La natura dei fenomeni dissociativi nel Disturbo borderline
Secondo numerosi studi ed esperienze cliniche una caratteristica fondamentale del disturbo borderline consiste nella difficoltà
a riconoscere, decifrare, rappresentare e comunicare i propri stati emotivi (Correale et al., 2001). Infatti, l’attivazione di
un’emozione specifica nel paziente borderline non corrisponde alla consapevolezza della presenza di qualcosa di definito dentro
di Sé, ma viene piuttosto vissuta come un’attivazione generica, un’inquietudine generalizzata, una spinta ad agire. La
mancanza di una precisa capacità di riconoscimento degli affetti rende il rapporto con la realtà confuso e disorganizzato, ma
non nel senso caratteristico delle psicosi, di far provare al paziente esperienze di estraneità o di bizzarria della realtà, ma nel
senso che la realtà esterna viene modificata per l’assenza di un Sé stabile su cui inserire la percezione stessa. Cioè lo stato
dissociativo di base è connesso con un disturbo della percezione, sia essa diretta al campo percettivo in senso stretto, che al
riconoscimento degli affetti all’interno del mondo psichico. E il riconoscimento degli affetti contribuisce in modo essenziale alla
formazione delle coordinate spazio-temporali di base del senso di Sé attraverso la costituzione di una trama integrativa, che in
questo disturbo viene a mancare.

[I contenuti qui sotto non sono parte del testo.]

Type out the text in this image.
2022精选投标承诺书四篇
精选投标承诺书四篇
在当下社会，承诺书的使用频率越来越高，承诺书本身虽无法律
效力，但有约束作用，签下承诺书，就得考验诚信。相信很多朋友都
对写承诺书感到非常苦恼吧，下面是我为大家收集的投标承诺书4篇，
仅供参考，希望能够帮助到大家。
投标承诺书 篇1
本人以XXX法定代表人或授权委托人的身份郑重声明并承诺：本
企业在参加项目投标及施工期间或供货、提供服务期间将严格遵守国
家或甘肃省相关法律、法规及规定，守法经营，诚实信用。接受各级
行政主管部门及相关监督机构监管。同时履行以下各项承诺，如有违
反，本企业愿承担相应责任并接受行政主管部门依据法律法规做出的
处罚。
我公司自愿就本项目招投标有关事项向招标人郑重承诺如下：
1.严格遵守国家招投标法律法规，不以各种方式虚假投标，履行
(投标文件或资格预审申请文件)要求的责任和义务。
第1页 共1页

La realtà esterna non viene vissuta come un tutt’uno ma è sperimentata come uno sfondo
alternante; poi, in particolari circostanze il paziente borderline dà all’osservatore l’impressione di stare recitando una parte,
cioè di essere calato in un ruolo ben definito seguendo una sorta di copione precostituito. Mentre segue il copione, il paziente
sembra operare in uno stato alterato di coscienza, per cui il campo dell’attenzione è ristretto a pochi stimoli preselezionati, che
sono compatibili con l’esecuzione del suo copione, mentre quelli che non vi rientrano sono scartati o non considerati. La
memoria del borderline sembra fatta di episodi tra loro non integrati nella memoria di Sè; manca quella sintesi che forma il
senso biografico di un’esistenza, che dà il senso compiuto di uno svolgersi sequenziale di significati. Una caratteristica centrale
della patologia borderline è dunque uno stato dissociativo che preclude la possibilità di costruire una sintesi delle proprie
esperienze di vita.
Possibili fattori eziologici nella genesi del disturbo borderline e dei disturbi dissociativi come espressioni di forme
conclamate di dissociazione
Lo sviluppo dei disturbi clinici presi in esame è attribuito al concorrere di numerosi fattori di rischio. In particolare, il modello
bio-psico-sociale sostiene che fattori biologici, fattori psicologici e fattori sociali sono coinvolti a vario titolo nell’eziopatogenesi
di tali disturbi. In particolare, gli studi che prendono in esame i fattori psicologici e che utilizzano la cornice concettuale
dell’attaccamento, vedono il nascere dell’esperienza di sé e della propria coscienza nel contesto dei primi rapporti
interpersonali del bambino con le figure genitoriali. Tali studi evidenziano come un modello di attaccamento di tipo
disorganizzato, soprattutto se accompagnato da altri fattori di rischio legati al temperamento, e se seguito da traumi o da
gravi distorsioni della comunicazione intrafamiliare sfavorevoli alla condivisione dei significati e alla riflessione congiunta
sull’esperienza emozionale, può tradursi in un fallimento nell’organizzazione della conoscenza, che porta a rappresentazioni
molteplici di sé e degli altri, a disturbi della coscienza di tipo dissociativo e a deficit molto gravi nelle capacità di monitoraggio
metacognitivo e di regolazione delle emozioni. L’ambiente entro il quale ogni bambino sviluppa la conoscenza di Sé e degli altri
è un ambiente interpersonale, fatto di relazioni, che può essere tale da confermare, tanto attraverso gli scambi non verbali
quanto attraverso gli scambi verbali, il valore e il senso delle emozioni, oppure tale da non attribuire significato e importanza
alle emozioni che percepisce in sé e che osserva negli altri. Esempi di ambienti interpersonali, capaci di riconoscere e
convalidare sin dall’inizio della vita l’esperienza emotiva del bambino, sono rappresentati dalla condizione intersoggettiva che
conduce all’attaccamento sicuro (Sroufe, 1995), e dall’intersoggettività sintonica (attunement) descritta da Stern (1985).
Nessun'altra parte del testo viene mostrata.